As progress is made, there will also be changes and adjustments Lake County Environmental Health Director Ray Ruminski said. Right now the Army Corps of Engineers are changing contractors.
“At this point, the Army Corps is changing prime contractors so some of the players are going to change. The company we were seeing here, the ECC (Environmental Chemical Corporation) is no longer going to work and is being replaced by Ashbritt,” Ruminski said. “I haven’t heard anything official yet but this is what I hear unofficially.”
This will change the management of the project, but he said he is unsure if this will change on the operations side of it.
The ECC is a company contracted through the Army Corps of Engineers to help with the debris removal in Sonoma, Napa, Mendocino and Lake County. This company does mostly large-scale projects to help remediate the environment and revitalize communities that have suffered from natural disasters.
AshBritt Environmental is a similar company and also does disaster recovery and special environmental services. Since 1992 they have completed more than 230 disaster recovery missions.
As of Tuesday morning, Ruminski said that the Army Corps has cleared 85 lots out of the estimated 130 that needed debris removal.
“Nine of those lots have completed the confirmation sampling. There are about 14 or so private contractor lots and two of those are completed on the sampling stage,” Ruminski said.
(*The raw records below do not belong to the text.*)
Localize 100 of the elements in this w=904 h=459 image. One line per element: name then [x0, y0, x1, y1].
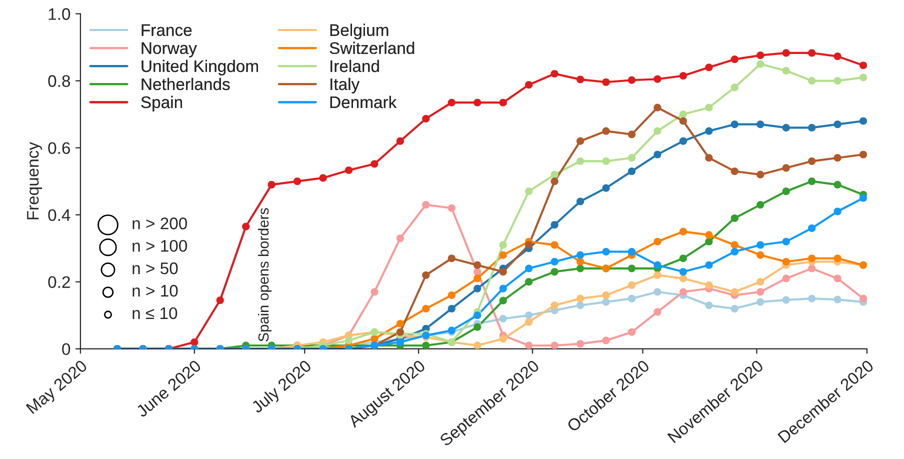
- point: [782, 124, 790, 132]
- point: [859, 117, 867, 125]
- point: [448, 254, 456, 262]
- point: [834, 296, 842, 304]
- point: [525, 188, 533, 196]
- point: [782, 188, 790, 196]
- point: [628, 294, 636, 302]
- point: [550, 178, 558, 186]
- point: [756, 251, 764, 259]
- point: [808, 49, 816, 57]
- point: [525, 81, 533, 89]
- point: [422, 271, 430, 279]
- point: [293, 178, 302, 186]
- point: [602, 127, 610, 135]
- legend-label: Denmark: [330, 96, 397, 108]
- point: [550, 268, 558, 276]
- point: [628, 328, 636, 336]
- y-tick-label: 0.4: [48, 209, 70, 222]
- point: [756, 241, 764, 249]
- point: [550, 241, 558, 249]
- point: [808, 157, 816, 166]
- point: [808, 76, 816, 85]
- point: [808, 264, 816, 272]
- point: [525, 278, 533, 286]
- point: [679, 274, 687, 282]
- point: [499, 314, 507, 322]
- annotation: n ≤ 10: [132, 307, 178, 320]
- point: [628, 76, 636, 84]
- point: [602, 78, 610, 86]
- point: [705, 127, 713, 135]
- point: [859, 194, 867, 202]
- point: [730, 84, 738, 92]
- point: [654, 288, 662, 296]
- point: [602, 157, 610, 166]
- point: [756, 120, 764, 128]
- point: [730, 248, 738, 256]
- point: [370, 288, 378, 296]
- point: [499, 98, 507, 106]
- point: [679, 288, 687, 296]
- point: [550, 258, 558, 266]
- point: [499, 251, 507, 259]
- point: [370, 160, 378, 168]
- point: [602, 336, 610, 344]
- point: [448, 98, 456, 106]
- point: [525, 342, 533, 349]
- point: [474, 268, 482, 276]
- point: [344, 166, 353, 174]
- point: [190, 338, 198, 346]
- point: [550, 170, 558, 178]
- point: [654, 75, 662, 83]
- point: [730, 304, 738, 312]
- legend-label: Spain: [141, 96, 182, 112]
- point: [422, 200, 430, 209]
- point: [499, 284, 507, 292]
- point: [474, 261, 482, 269]
- point: [550, 70, 558, 78]
- point: [550, 221, 558, 229]
- point: [679, 72, 687, 80]
- point: [654, 238, 662, 246]
- point: [576, 198, 584, 206]
- point: [679, 110, 687, 118]
- point: [730, 120, 738, 128]
- point: [859, 294, 867, 302]
- point: [525, 264, 533, 272]
- point: [808, 124, 816, 132]
- point: [628, 281, 636, 289]
- y-tick-label: 0: [62, 343, 70, 356]
- point: [268, 180, 276, 188]
- point: [679, 228, 687, 236]
- y-tick-label: 1.0: [48, 8, 70, 20]
- point: [654, 127, 662, 135]
- legend-label: Belgium: [330, 24, 388, 40]
- point: [576, 137, 584, 145]
- point: [782, 49, 790, 57]
- point: [525, 241, 533, 249]
- point: [628, 248, 636, 256]
- point: [602, 184, 610, 192]
- point: [782, 66, 790, 75]
- point: [319, 174, 327, 182]
- point: [756, 52, 764, 60]
- point: [448, 291, 456, 300]
- point: [730, 56, 738, 64]
- point: [808, 294, 816, 302]
- point: [422, 342, 430, 349]
- point: [628, 264, 636, 272]
- point: [499, 296, 507, 304]
- y-tick-label: 0.8: [48, 75, 70, 87]
- point: [474, 284, 482, 292]
- point: [679, 137, 687, 145]
- point: [422, 114, 430, 122]
- point: [808, 178, 816, 186]
- legend-label: France: [142, 24, 192, 36]
- point: [730, 241, 738, 249]
- point: [705, 261, 713, 269]
- annotation: n > 100: [132, 240, 187, 252]
- point: [834, 180, 842, 188]
- point: [808, 224, 816, 232]
- point: [808, 254, 816, 262]
- point: [730, 167, 738, 176]
- point: [705, 231, 713, 239]
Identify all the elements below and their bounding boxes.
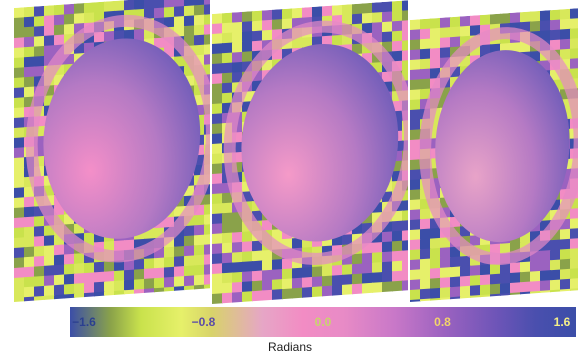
phase-map-image bbox=[212, 0, 408, 305]
phase-map-image bbox=[14, 0, 210, 303]
phase-map-panel-3 bbox=[410, 8, 578, 303]
colorbar-tick: −1.6 bbox=[72, 315, 96, 329]
colorbar: −1.6 −0.8 0.0 0.8 1.6 bbox=[70, 307, 576, 337]
colorbar-tick: −0.8 bbox=[191, 315, 216, 329]
colorbar-tick: 0.0 bbox=[314, 315, 332, 329]
phase-map-image bbox=[410, 8, 578, 303]
phase-map-panel-1 bbox=[14, 0, 210, 303]
colorbar-label: Radians bbox=[267, 340, 313, 354]
phase-map-panel-2 bbox=[212, 0, 408, 305]
colorbar-tick: 1.6 bbox=[553, 315, 571, 329]
colorbar-tick: 0.8 bbox=[434, 315, 451, 329]
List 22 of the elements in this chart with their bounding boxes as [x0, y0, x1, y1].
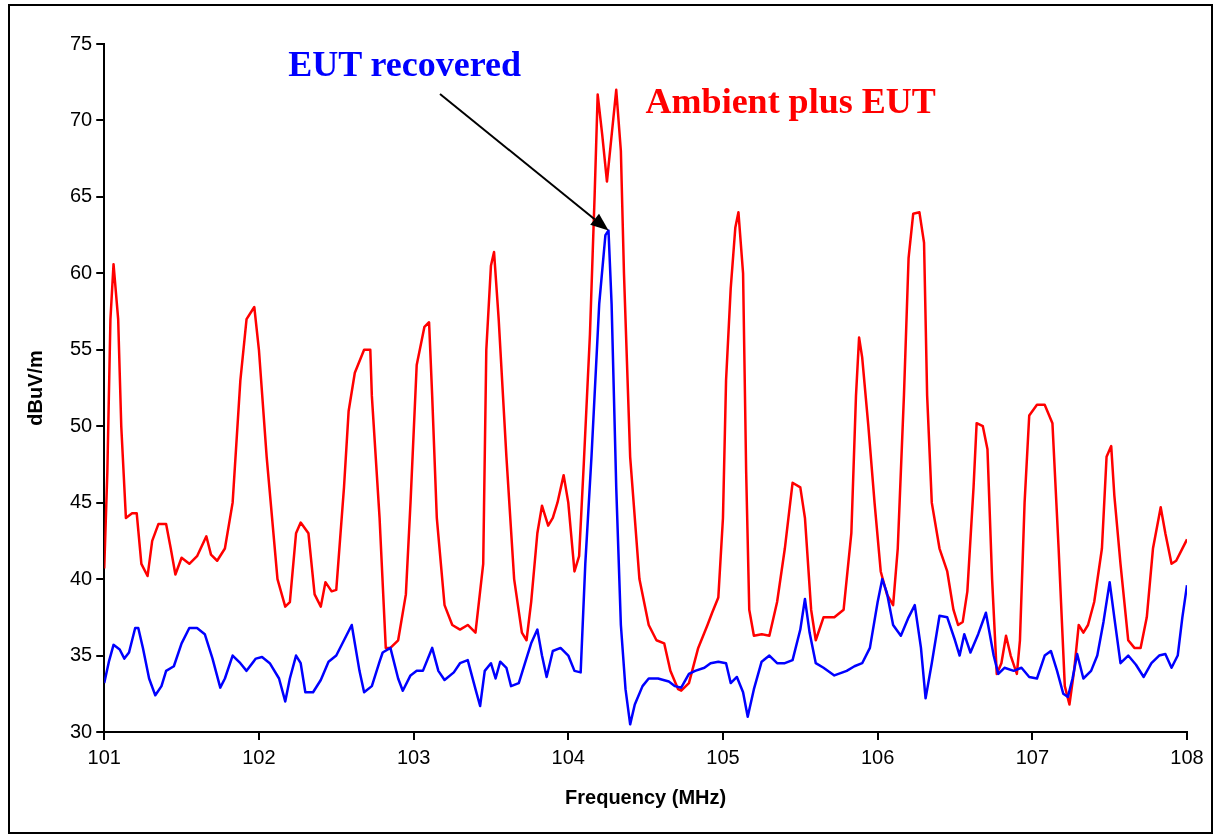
x-tick-label: 101	[87, 745, 121, 768]
series-label: Ambient plus EUT	[645, 81, 936, 122]
x-tick-label: 102	[242, 745, 276, 768]
y-axis-title: dBuV/m	[23, 350, 46, 426]
x-tick-label: 106	[860, 745, 895, 768]
y-tick-label: 40	[70, 566, 93, 589]
y-tick-label: 50	[70, 413, 93, 436]
x-tick-label: 104	[551, 745, 585, 768]
y-tick-label: 45	[70, 490, 93, 513]
y-tick-label: 30	[70, 719, 93, 742]
y-tick-label: 75	[70, 31, 93, 54]
x-tick-label: 103	[396, 745, 431, 768]
x-axis-title: Frequency (MHz)	[565, 785, 727, 808]
y-tick-label: 65	[70, 184, 93, 207]
text: EUT recovered	[288, 44, 522, 85]
y-tick-label: 70	[70, 107, 93, 130]
y-tick-label: 55	[70, 337, 93, 360]
x-tick-label: 107	[1015, 745, 1050, 768]
x-tick-label: 105	[706, 745, 740, 768]
x-tick-label: 108	[1170, 745, 1204, 768]
y-tick-label: 60	[70, 260, 93, 283]
y-tick-label: 35	[70, 643, 93, 666]
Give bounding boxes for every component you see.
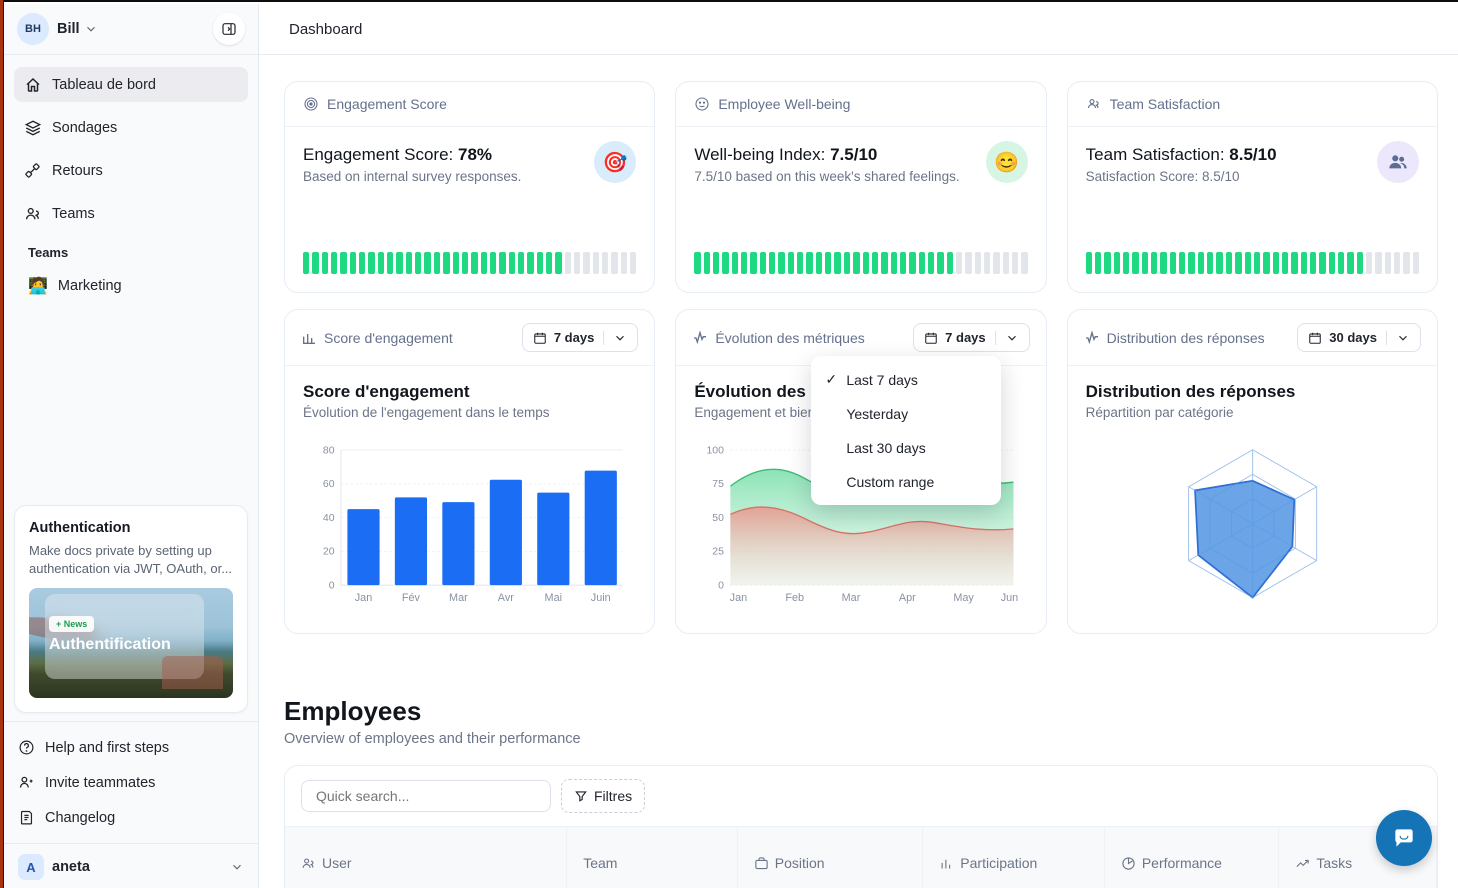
svg-text:May: May — [954, 592, 975, 604]
svg-text:50: 50 — [713, 513, 725, 524]
svg-text:Mar: Mar — [449, 592, 468, 604]
svg-text:40: 40 — [323, 513, 335, 524]
svg-text:80: 80 — [323, 445, 335, 456]
svg-text:0: 0 — [329, 580, 335, 591]
svg-text:100: 100 — [707, 445, 725, 456]
svg-text:20: 20 — [323, 547, 335, 558]
svg-text:Jun: Jun — [1001, 592, 1018, 604]
svg-text:0: 0 — [718, 580, 724, 591]
svg-text:Fév: Fév — [402, 592, 421, 604]
svg-text:Avr: Avr — [498, 592, 514, 604]
svg-text:25: 25 — [713, 547, 725, 558]
svg-text:Mai: Mai — [545, 592, 562, 604]
svg-text:Juin: Juin — [591, 592, 611, 604]
svg-text:60: 60 — [323, 479, 335, 490]
svg-text:Mar: Mar — [842, 592, 861, 604]
svg-text:75: 75 — [713, 479, 725, 490]
svg-text:Feb: Feb — [786, 592, 805, 604]
svg-text:Jan: Jan — [730, 592, 747, 604]
svg-text:Jan: Jan — [355, 592, 372, 604]
svg-text:Apr: Apr — [899, 592, 916, 604]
There are still nine lots that are up for nuisance abatement Ruminski said, two of them are in the county and the other seven are located in Clearlake. The Army Corps contract left out the step of abating lots that are identified as having asbestos and so this led to the Environmental Protection Agency (EPA) to come in and do the asbestos removal of lots.
“They have a contractor and with a list of about a little more than 20, they have cleaned 11 so far of asbestos material. That, of course, does not go to our landfill it goes to a special permitted landfill down in Vacaville,” Ruminski said. “They are doing adequate dust management on those lots.”
County Administrative Officer Carol Huchingson said if people want to check a status of their home or property to see where it is at in the process, the Army Corps of Engineers has set up a link where an individual can put in their address and find out.
“If people come to this website and click there it takes them to an interactive map where they can enter their street address and check on the status of their cleanup,” Huchingson said. “It is an interactive tool for survivors who lost their homes.”
It does require an account to be set up for someone to look up their status.